Welchen Track des Albums findest du am besten und weshalb?
Ich weiß, es ist eine triviale Antwort, aber für mich sind alle Songs auf dem Album absolut perfekt und an der richtigen Stelle. Wir hätten es nicht besser hinkriegen können.

Während der Klargesang auf „Strange Rites Of Evil“ oft im Vibrato-Stil gehalten war, scheint das auf eurer neuen Platte nicht mehr so zu sein. Was hat es mit dieser anderen Herangehensweise an den Gesang auf sich?
Oh, dieser Unterschied ist mir gar nicht aufgefallen. Ich werde mir jetzt gleich mal „Strange Rites…“ anhören, einfach aus Neugierde, aber es könnte vielleicht mit der anderen Herangehensweise zu tun haben, über die wir bereits gesprochen haben, wonach das Album „beschwörerischer“ sein sollte.

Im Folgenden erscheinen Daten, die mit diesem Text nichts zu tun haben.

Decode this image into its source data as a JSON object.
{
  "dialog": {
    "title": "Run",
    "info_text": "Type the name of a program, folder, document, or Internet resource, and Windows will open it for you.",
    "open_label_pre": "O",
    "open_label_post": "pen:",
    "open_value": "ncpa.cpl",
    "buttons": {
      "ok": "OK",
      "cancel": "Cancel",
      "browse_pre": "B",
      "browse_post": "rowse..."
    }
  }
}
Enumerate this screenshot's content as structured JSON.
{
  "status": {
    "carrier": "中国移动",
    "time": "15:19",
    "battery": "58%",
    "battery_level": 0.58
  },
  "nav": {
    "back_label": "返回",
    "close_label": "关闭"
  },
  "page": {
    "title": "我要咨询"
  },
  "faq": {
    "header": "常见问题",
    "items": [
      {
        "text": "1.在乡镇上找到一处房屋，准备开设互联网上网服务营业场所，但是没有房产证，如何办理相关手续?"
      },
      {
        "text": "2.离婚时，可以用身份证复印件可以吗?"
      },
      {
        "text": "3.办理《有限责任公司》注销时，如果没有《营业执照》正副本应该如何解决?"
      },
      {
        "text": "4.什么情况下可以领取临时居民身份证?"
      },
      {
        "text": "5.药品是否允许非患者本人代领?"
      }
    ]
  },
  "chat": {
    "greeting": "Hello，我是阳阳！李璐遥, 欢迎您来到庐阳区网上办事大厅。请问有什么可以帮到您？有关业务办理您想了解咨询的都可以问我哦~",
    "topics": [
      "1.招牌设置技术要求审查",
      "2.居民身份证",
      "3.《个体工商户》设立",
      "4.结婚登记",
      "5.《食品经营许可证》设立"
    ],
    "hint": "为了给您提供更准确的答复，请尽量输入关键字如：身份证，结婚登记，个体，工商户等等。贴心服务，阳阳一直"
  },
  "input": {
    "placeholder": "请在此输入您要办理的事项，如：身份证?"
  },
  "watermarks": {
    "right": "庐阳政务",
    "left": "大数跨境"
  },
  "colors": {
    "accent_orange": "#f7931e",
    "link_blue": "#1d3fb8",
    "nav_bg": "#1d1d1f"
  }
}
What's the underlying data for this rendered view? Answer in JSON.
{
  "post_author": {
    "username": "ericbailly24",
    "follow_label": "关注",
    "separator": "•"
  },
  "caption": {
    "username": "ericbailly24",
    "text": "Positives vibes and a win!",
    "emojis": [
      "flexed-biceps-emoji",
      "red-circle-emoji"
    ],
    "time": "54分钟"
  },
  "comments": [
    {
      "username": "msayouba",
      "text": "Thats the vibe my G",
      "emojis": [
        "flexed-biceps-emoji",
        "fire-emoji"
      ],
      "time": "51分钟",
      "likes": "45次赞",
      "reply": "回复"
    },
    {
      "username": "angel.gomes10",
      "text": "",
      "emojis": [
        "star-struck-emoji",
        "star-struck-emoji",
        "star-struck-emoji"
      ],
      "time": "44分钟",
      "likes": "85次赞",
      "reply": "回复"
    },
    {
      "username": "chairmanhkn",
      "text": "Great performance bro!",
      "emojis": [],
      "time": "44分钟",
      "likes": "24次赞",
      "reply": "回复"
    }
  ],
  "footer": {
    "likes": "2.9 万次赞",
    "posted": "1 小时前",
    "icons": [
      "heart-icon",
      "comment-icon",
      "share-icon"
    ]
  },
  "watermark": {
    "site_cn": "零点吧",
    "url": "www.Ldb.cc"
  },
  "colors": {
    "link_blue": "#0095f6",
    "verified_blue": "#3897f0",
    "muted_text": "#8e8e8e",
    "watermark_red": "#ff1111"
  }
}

An manchen Stellen hört man eine beschwörende Frauenstimme. Wen hört man da und aus welchem Grund habt ihr diese Gastsängerin bzw. -sprecherin dazugeholt?
Die gesprochene Passage im Intro wurde von der großartigen Sandra Silver rezitiert (Liebhaber von düsterer italienischer Musik werden sich an ihre Beiträge zu den Alben von Paul Chain erinnern), während Katrien de Wolf von Saturnine den Gesang zu „Witchlord“ beigesteuert hat: Die Originalversion von „Witchlord“ wurde von einer Frau gesungen, also entschieden wir uns, dem Original treu zu bleiben, um seine tief atmosphärische Stimmung beizubehalten.

Außerdem habe ich das Gefühl, dass die Gitarren diesmal zugunsten der Keyboards ein wenig mehr in den Hintergrund getreten sind. War das eine bewusste Entscheidung oder hat sich das eher von selbst so ergeben? Und was ist der Grund dafür?
Nein, ich denke, das passierte natürlich, und vielleicht hast du recht, ich hätte sie ein paar dB lauter abmischen können, aber die Keyboards sind echt cool auf diesem Album und dadurch ist es auch so spannend.

Das Artwork sieht sehr ikonisch und düster aus. Was genau sehen wir darauf und wie ist es entstanden?
Danke, Mann. Es ist ein Bild, das ich mit einer Mischtechnik gemacht habe: Ehrlich gesagt denke ich nicht über eine exakte Bedeutung nach, wenn ich diese Kompositionen kreiere. Sag mir doch, was DU darin siehst!

Was habt ihr als Nächstes für ABYSMAL GRIEF geplant?
Momentan erwarten wir das erste Kapitel unserer Europa-Tour im Mai, dann würde ich gerne etwas Neues aufnehmen (aber natürlich kein ganzes Album). Und dann folgt das zweite Kapitel unserer Tour, im Oktober.

Kommen wir nun noch zu unserem traditionellen Metal1.info-Brainstorming:
Batushka: Vielleicht die beste und überzeugendste Black-Metal-Band, die es heute gibt, zusammen mit The Committee.
Tourismus in Italien: Mehr erschöpfender Verkehr auf den Straßen.
Okkulte Literatur: 80 % davon ist Kinderkram.
Facebook: Central Intelligence Agency
Lieblingsalbum: Death SS – „The Story Of Death SS 1977-1984“
ABYSMAL GRIEF in fünf Jahren: Hoffentlich tot?

Zuletzt nochmal ein großes Dankeschön für deine Zeit. Die letzten Worte möchte ich dir überlassen:
Danke dir für deine interessanten Fragen. Wir sehen uns dann auf der Tour! Im Tode.